Vermögensgegenstände Betrag
Immaterielle Vermögensgegenstände 3.000,00 €
Betriebs- und Geschäftsausstattung 88.624,00 €
Vorräte 4.000,00 €
Forderungen aus dem Zeitraum vor Antragstellung 2.389,20 €
Fortführungsüberschuss (Eröffnungsverfahren) 134.000,28 €
Liquide Mittel zum Zeitpunkt der Anordnung des vorläufigen Verfahrens (= Kassenbestand und Guthaben bei Kreditinstituten 7.343,77 €
Forderungen gegen den Gesellschafter 5.000,00 €
Summe der Vermögensgegenstände des vorläufigen Verfahrens 244.357,25 €
Die Inventargegenstände waren zur Absicherung eines ausgereichten Brauereidarlehens sicherungsübereignet. Die gesamte betriebliche Ausstattung wurde von dem Antragsteller geprüft und inventarisiert und im Rahmen der Betriebsfortführung während des Eröffnungsverfahrens eingesetzt. Der vorläufige Verwalter musste sich daher mit diesen Gegenständen in erheblichem Umfang befassen. Denn bei Fortführung des Geschäftsbetriebes ist der Erhalt der Sanierungsfähigkeit des schuldnerischen Unternehmens für die Zeit nach Insolvenzeröffnung Maßstab einer erheblichen Befassung. Die betriebliche Ausstattung ist daher uneingeschränkt in die Berechnungsgrundlage einzustellen.
C.
Regelvergütung gemäß § 63 Abs. 3 S. 2 InsO i.V.m. § 2 Abs. 1 InsVV
Die Vergütung beträgt in der Regel 25 vom Hundert der Staffelvergütung des § 2 Abs. 1 InsVV (§ 63 Abs. 3 S. 2 InsVV).
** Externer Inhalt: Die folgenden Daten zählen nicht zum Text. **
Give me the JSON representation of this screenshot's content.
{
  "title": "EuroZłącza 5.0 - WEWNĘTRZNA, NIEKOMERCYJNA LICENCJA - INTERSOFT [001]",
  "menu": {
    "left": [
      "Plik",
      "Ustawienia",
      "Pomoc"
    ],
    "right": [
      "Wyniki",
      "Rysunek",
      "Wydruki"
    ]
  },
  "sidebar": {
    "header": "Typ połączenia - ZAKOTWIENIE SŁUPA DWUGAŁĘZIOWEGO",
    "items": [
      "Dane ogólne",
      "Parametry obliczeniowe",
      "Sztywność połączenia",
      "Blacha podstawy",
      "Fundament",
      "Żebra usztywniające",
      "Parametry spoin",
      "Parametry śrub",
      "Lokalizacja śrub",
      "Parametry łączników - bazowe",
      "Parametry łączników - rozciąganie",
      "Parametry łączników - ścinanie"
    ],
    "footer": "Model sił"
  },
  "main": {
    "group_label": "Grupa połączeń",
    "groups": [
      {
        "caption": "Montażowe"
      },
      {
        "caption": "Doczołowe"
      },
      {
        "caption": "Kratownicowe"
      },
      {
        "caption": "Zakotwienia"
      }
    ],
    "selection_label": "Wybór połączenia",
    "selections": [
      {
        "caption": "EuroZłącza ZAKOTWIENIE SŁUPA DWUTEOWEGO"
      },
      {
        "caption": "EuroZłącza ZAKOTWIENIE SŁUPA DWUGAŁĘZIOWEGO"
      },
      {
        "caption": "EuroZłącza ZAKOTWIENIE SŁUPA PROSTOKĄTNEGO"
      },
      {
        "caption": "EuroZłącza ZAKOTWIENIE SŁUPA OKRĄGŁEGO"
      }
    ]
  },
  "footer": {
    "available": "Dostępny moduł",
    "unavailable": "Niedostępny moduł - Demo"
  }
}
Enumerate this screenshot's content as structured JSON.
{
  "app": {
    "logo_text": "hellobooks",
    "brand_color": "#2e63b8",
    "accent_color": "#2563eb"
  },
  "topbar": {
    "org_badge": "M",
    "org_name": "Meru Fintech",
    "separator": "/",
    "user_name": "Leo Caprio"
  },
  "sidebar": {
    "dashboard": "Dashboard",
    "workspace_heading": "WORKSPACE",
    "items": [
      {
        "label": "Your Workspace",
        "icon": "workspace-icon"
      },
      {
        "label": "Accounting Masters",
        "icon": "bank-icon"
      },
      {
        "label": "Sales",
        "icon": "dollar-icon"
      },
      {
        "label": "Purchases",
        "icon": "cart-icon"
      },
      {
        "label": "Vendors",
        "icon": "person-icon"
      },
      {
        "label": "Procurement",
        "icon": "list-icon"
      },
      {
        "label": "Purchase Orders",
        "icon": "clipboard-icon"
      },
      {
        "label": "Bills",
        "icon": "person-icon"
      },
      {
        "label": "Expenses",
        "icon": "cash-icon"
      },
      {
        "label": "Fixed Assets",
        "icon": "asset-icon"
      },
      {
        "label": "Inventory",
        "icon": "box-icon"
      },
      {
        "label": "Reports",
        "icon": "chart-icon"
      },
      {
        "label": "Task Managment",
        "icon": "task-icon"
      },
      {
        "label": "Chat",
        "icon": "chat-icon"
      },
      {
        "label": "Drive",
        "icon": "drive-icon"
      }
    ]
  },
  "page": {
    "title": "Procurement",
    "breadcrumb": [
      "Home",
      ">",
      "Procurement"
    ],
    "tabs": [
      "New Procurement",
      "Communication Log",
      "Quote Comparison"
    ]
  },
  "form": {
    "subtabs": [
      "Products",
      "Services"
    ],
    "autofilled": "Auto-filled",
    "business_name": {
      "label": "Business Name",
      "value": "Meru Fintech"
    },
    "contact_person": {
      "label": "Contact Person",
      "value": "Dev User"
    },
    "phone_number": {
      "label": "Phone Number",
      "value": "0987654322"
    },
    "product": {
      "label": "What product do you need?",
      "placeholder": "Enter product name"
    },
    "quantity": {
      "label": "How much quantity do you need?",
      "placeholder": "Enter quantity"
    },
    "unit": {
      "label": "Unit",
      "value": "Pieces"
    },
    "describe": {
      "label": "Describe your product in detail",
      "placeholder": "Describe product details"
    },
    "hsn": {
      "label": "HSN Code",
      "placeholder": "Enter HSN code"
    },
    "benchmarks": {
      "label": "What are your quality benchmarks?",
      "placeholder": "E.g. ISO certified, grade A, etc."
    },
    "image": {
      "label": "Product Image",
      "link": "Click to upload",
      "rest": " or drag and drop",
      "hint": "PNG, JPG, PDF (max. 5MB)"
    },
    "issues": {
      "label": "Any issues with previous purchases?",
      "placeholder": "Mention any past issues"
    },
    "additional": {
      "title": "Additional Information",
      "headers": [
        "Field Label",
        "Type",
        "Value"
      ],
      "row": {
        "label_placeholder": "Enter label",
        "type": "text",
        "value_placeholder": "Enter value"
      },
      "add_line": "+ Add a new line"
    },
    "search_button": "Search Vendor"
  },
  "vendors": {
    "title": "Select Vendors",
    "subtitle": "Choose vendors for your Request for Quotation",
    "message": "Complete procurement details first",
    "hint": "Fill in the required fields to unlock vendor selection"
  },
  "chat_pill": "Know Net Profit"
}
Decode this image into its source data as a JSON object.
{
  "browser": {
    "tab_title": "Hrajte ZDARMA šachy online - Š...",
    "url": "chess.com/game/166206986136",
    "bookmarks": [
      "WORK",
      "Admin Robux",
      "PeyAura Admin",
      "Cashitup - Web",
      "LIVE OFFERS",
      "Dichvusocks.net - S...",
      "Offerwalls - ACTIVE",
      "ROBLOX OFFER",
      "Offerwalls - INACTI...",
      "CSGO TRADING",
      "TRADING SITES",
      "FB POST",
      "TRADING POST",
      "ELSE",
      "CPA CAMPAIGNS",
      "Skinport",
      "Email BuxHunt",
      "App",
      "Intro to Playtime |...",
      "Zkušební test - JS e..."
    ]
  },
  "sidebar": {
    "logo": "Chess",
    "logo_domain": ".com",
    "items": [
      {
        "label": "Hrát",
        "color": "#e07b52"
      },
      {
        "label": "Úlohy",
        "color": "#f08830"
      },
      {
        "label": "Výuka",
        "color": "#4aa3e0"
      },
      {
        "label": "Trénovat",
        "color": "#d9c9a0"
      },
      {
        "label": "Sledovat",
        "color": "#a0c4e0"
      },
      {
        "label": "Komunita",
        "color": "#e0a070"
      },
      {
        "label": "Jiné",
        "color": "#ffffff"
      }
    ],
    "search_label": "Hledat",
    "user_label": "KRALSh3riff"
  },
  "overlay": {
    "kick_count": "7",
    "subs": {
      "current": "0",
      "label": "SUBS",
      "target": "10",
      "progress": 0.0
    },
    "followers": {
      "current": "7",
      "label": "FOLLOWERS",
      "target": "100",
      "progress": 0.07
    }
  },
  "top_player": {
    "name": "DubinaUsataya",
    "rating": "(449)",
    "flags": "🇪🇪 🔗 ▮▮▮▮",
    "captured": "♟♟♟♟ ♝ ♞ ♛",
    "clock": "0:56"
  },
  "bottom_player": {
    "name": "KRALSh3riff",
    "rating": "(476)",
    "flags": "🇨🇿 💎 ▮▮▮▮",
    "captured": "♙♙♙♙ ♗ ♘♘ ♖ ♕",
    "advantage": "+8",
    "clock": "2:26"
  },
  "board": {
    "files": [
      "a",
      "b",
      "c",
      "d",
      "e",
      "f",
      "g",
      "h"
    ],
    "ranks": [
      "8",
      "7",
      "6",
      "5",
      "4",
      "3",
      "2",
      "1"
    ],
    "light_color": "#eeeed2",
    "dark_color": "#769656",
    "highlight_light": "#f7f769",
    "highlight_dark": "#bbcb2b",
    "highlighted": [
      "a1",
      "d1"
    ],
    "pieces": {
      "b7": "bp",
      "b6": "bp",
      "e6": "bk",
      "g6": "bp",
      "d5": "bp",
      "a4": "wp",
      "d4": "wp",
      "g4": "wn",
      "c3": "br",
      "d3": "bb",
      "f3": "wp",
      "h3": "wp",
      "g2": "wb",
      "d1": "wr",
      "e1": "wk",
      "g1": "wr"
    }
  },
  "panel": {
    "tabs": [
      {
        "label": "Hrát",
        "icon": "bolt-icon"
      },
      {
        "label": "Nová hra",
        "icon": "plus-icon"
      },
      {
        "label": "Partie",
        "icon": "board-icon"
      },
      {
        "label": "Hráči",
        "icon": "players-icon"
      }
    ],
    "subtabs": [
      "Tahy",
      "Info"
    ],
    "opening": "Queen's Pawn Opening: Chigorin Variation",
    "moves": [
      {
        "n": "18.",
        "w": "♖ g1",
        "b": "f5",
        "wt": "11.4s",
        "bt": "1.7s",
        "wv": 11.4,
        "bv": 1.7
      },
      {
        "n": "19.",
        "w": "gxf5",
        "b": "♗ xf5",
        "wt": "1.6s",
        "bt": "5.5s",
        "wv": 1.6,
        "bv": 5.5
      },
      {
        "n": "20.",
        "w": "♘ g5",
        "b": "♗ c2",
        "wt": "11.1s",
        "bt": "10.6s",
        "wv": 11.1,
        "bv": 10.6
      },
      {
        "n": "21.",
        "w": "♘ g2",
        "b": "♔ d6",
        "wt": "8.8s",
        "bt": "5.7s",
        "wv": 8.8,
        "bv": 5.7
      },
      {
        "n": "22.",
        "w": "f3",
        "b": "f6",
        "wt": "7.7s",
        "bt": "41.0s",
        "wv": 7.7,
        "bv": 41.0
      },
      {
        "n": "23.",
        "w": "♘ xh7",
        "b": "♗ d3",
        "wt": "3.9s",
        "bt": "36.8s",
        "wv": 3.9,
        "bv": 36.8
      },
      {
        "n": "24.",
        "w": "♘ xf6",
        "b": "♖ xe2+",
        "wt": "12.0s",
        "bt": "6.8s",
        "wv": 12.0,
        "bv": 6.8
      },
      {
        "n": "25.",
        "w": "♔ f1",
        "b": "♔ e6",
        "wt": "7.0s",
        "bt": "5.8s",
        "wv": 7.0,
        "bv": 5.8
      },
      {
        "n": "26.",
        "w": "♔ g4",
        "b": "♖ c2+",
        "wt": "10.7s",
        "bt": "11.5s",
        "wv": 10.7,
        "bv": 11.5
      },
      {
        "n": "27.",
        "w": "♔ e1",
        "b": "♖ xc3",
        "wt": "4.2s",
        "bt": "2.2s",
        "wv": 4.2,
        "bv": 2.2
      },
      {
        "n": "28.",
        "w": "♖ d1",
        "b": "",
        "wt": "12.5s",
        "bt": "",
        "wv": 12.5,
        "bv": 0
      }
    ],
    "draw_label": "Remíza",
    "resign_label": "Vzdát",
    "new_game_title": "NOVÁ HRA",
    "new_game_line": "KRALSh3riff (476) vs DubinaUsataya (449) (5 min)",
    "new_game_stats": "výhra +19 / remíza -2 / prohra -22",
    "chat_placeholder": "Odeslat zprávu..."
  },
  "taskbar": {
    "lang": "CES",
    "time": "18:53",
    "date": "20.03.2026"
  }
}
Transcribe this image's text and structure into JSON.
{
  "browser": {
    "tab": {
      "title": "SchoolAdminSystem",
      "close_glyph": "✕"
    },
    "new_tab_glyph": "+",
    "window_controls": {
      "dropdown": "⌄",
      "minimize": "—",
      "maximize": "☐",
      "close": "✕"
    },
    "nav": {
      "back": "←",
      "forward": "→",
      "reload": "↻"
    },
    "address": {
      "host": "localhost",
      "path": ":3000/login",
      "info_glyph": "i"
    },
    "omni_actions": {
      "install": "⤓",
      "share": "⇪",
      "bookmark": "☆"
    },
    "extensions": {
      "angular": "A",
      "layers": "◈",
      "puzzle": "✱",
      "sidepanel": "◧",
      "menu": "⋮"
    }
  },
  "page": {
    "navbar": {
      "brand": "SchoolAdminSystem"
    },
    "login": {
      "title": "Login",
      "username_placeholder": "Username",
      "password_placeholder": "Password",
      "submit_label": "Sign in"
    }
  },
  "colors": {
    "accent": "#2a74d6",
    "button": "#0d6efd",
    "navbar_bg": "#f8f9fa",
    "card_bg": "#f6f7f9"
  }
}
Die Staffelvergütung des § 2 Abs. 1 InsVV beträgt demnach --,-- €.
Davon stehen dem vorläufigen Insolvenzverwalter als Regelvergütung 25 % in Höhe von --,-- € zu.
D.
Insolvenzspezifische Fremdleistungen; Verträge nach § 4 Abs. 1 S. 3 InsVV
Die Sozietät Ruge Fehsenfeld Rechtsanwälte Steuerberater erbrachte Leistungen im Rahmen der Buchführung, der Erstellung der Steuererklärungen, der Prüfung von Steuerbescheiden, der Erstellung und Übermittlung der Eröffnungsbilanz sowie der Erstellung von Jahresabschlussarbeiten.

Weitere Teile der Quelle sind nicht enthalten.